OK, rant complete. . . . for now :)


  1. I always enjoy reading your thoughts, as it reminds me that, sadly, there is someone out there that understands exactly how I feel. I often have feelings of isolation from the parenting world and I have never zeroed in on why quite like you just did.

    It is awkward when people ask these questions about our children, but it is especially painful when they aren't even listening to the response. I was working a fundraiser the other morning and another volunteer asked me if this was my first child. I explained that no, it is my second, (she asked the first child's age) and that our first would have been six months old, but he died during labor. Without missing a beat, the women suggested that I buy a few gifts for the first child and hide them, so that when others come over with gifts for the baby, the older child doesn't get jealous.

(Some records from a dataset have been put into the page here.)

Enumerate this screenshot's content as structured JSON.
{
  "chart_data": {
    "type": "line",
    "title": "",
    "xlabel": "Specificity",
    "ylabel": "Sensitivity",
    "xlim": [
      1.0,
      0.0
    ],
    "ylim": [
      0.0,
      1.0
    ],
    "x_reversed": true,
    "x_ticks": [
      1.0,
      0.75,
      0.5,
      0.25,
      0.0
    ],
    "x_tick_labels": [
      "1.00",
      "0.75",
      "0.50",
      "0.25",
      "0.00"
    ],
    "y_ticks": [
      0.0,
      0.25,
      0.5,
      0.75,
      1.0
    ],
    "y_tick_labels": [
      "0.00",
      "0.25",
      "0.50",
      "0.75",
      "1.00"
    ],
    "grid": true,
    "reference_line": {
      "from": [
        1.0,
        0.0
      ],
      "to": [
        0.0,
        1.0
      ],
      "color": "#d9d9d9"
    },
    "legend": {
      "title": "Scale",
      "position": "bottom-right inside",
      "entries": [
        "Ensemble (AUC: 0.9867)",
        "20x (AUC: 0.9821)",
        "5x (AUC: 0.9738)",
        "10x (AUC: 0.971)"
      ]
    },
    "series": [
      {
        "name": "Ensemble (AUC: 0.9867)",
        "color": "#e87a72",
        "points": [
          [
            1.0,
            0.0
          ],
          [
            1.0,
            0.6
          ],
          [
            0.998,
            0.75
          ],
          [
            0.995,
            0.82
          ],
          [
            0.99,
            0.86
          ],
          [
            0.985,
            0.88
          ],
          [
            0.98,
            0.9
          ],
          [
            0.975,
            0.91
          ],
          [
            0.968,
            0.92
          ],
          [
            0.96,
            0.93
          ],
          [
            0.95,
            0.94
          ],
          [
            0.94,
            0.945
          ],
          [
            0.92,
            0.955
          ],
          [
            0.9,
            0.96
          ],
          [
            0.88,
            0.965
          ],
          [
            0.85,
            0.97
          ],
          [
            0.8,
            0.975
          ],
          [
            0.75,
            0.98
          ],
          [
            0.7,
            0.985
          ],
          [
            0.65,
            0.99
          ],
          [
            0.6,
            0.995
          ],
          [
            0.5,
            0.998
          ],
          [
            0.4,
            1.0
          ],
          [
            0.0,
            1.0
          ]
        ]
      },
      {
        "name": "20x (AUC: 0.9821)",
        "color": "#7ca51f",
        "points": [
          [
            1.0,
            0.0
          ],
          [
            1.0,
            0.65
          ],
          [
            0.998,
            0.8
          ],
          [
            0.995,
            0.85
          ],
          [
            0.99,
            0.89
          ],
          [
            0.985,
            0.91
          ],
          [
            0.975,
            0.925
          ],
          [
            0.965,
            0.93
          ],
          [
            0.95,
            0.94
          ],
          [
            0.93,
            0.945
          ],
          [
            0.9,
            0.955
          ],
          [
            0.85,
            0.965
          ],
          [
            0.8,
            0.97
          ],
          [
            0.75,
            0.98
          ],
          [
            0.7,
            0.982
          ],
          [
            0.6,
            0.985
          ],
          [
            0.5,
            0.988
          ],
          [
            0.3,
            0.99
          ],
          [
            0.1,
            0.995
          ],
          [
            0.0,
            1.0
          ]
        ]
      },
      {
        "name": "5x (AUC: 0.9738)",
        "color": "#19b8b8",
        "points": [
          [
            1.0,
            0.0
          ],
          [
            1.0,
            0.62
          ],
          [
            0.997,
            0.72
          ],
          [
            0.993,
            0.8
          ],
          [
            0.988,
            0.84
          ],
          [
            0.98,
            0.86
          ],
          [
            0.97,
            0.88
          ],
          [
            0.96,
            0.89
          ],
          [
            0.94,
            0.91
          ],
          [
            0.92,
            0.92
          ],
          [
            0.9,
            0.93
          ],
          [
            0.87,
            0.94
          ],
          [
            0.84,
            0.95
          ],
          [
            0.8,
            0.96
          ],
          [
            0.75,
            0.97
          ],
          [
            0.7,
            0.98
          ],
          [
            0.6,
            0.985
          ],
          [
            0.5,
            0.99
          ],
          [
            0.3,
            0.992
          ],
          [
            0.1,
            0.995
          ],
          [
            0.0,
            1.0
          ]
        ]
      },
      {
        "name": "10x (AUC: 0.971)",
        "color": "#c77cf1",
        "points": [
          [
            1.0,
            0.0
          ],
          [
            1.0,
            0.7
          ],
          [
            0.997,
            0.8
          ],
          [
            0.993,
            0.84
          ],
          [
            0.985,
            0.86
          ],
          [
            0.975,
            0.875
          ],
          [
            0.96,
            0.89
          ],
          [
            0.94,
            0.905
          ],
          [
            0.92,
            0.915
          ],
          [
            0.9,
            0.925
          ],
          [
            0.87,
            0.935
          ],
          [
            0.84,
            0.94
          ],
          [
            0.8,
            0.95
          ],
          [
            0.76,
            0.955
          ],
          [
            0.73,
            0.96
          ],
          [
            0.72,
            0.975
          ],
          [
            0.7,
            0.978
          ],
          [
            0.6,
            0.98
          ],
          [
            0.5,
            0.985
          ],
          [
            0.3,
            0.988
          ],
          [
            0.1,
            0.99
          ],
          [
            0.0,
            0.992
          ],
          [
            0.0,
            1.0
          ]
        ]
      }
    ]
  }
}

    I just sadly sighed and said that sounds like a good idea. I wish I said what I was really thinking...I realize she was trying to be helpful, but it would have been more helpful to me if she actually listened to the answer she asked for.

  2. grrrr. i had a similar experience last week. i can't stand it when people devalue their lives, as if it wasn't a true death. It seriously makes me nuts!

  3. Wow! People never cease to amaze me with their comments and not thinking before they speak!
    I like it (sacarstically) how people can always compare theirs or someone they know to ours...they really have no idea!
    You handled it with grace and if it were me it might have been a punch to the face! :)
    You are a blessing to many and don't you forget that mama to two beautiful lil men!!!

  4. Yes, the unintentional ignorance is always delightful to deal with. Sarcasm for sure.

    I love that your friend Erica talks to you like you have pregnancy experience and expertise, because you do. It's nice to feel important because honestly, no one has (yet) asked me for advice in pregnancy... because, you know... my baby died so I must have done something wrong. Okay, I don't really think they are thinking that and instead are probably trying to avoid the topic as not to upset me. But I agree with you. I like talking about my experiences while "in the circle" before we were suddenly kicked out. I blogged once about being kicked out of the club. The door being shut and having no expertise from the outsider's perspective.

    Way to set those people straight. :)

  5. Gotta love these conversations. A friend called me the other day to tell me about a woman who just moved to the area who is "pregnant with her first, too" and wants me to reach out to her so we can "go through it together"...ummm, let me think about that for a second...no thanks! It would have been nice to have been able to zap her through the phone ;)

    I love what Miles said to you. What a sweet and proud Daddy!

  6. Caroline,
    I'm so sorry you have to deal with people like that--people mean well but don't always convey the good intentions (just their stupidity, haha). I was crying as I read your latest blog posts (the hormones don't exactly go away I guess!) It must be so incredibly difficult, I can't even imagine, yet you handled it (like your friend above said) with such grace. I wish you all the best and all the happiness in the world! You're a great momma already :) Your son is in excellent hands!

  7. Okay, let me just say that if you were here, I'd give you a big hug and say AMEN SISTER! The hug isn't because I feel sorry for you, but because I'm so proud of you and how you're dealing with these uncomfortable situations.

    I do feel sorry that anyone has to ever deal with insensitivity like that. Unfortunately (for us), most people just don't "get it."

    A lady at my doctors office (the same place I went during my pregnancy with Caroline) asked me if this was my first. She's not someone that normally works out front at the desk, and I know she was just trying to be nice, and I know that they see pregnant women all day every day, blah blah blah...but still...

    And, my husband said something similar to me after the birth of our girl (which I thought was so sweet). He also whispered one more thing, and it really stuck with me. He told me that she was proud of her Momma too. And I KNOW that Cale is proud of his wonderful Momma!